La gama va desde los pasteles maricones hasta los grises suicidas,
polisexualismos todos por el deambular del medio.
Caminar el conurbano con rumbo desconocido, o casi, sumerge el alma en
un sopor tristísimo, extático y dichoso, excitante, tenebroso y expectante que
se renueva –y también naufraga- en cada calle, en cada plaza, en cada semáforo
y en cada esquina. Y la poli con los perros –los tiempos que corren-, y los
pibes con gorrita –los tiempos que corren-, y nosotros escapando –los tiempos que corren- y la TV siempre encendida en las ventanas de
las casas, en las oficinas y en los estacionamientos, en los templos y en los
bares al paso, esos anacrónicos bares-macho que la modernidad de luces dicroicas condenó a un permanente estado de extinción.

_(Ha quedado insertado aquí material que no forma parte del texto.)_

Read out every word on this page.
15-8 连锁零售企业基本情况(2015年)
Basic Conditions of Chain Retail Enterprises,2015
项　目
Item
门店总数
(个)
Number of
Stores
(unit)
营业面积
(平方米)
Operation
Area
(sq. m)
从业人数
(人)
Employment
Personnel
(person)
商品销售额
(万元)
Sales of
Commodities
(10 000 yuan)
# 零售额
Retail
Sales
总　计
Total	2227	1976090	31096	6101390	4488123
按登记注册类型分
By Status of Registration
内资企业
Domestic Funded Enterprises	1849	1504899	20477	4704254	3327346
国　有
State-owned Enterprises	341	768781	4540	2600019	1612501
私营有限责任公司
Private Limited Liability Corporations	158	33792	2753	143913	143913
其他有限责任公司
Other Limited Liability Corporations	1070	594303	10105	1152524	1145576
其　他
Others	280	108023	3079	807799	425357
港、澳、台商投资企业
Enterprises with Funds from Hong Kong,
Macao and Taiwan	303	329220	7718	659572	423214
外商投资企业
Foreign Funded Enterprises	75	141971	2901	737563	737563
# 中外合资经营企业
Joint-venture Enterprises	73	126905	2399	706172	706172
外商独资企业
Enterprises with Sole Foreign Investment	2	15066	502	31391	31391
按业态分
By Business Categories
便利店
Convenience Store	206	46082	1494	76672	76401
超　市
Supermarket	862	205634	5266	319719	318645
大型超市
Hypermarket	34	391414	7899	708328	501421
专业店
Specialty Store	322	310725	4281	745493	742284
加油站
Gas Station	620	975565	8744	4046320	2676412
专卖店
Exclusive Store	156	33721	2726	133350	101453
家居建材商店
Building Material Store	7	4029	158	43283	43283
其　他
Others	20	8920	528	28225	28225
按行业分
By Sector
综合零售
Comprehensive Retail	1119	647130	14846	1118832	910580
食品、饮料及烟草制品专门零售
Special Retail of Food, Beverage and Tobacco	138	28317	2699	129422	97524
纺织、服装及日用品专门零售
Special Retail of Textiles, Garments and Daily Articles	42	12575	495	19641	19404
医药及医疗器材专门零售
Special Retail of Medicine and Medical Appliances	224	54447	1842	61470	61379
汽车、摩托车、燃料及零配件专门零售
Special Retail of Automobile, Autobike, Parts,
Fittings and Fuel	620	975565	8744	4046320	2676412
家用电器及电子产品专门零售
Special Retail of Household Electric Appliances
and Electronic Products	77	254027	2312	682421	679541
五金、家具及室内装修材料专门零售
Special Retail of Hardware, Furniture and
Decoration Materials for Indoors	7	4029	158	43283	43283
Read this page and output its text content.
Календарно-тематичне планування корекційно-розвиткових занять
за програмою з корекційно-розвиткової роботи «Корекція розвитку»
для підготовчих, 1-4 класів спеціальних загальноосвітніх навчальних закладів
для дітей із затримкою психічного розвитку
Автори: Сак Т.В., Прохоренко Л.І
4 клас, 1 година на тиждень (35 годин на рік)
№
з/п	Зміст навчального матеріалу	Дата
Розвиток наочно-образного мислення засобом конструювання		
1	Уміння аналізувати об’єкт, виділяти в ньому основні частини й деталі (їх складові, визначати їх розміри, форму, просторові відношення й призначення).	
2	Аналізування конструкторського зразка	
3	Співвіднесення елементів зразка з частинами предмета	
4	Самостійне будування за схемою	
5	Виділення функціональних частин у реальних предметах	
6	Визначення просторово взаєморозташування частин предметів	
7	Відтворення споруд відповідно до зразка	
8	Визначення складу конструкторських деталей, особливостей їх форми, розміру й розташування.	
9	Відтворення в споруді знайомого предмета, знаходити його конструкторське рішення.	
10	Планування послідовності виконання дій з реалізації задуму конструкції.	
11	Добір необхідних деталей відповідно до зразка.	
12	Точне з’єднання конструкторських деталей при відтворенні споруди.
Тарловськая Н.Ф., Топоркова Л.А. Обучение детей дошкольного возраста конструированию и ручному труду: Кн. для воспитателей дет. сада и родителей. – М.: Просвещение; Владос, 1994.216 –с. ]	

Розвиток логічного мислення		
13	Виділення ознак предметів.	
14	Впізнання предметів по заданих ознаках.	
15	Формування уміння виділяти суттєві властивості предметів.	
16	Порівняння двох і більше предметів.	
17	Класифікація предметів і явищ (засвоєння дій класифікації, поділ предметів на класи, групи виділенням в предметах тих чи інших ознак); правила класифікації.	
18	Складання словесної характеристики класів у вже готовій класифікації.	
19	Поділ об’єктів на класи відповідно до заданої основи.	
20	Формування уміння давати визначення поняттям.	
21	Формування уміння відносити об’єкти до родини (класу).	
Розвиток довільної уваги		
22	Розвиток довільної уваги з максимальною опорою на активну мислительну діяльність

Y los números de la quiniela: el 22, el 69, el 90… y chillando las
bocinas de los bondis… y los perros y las fábricas.
Y la vida en pausa.
Las multicromáticas postales del hundido mundo suburbano se ahogan a la
espera de algo que no llega y que, de seguir así, nunca llegará.
Finalmente –siempre pasa que llega el finalmente- la suerte cae -¿por azar?- para el
lado del 17, que es la puta, la putísima desgracia.
La antigua y fiel desgracia que supo encender las hogueras del santo
oficio, los hornos malditos de la segunda guerra y las bombas del Japón,
amenaza la paz, nuestra frágil paz de hoy, como al amor amenaza el apestoso mal aliento.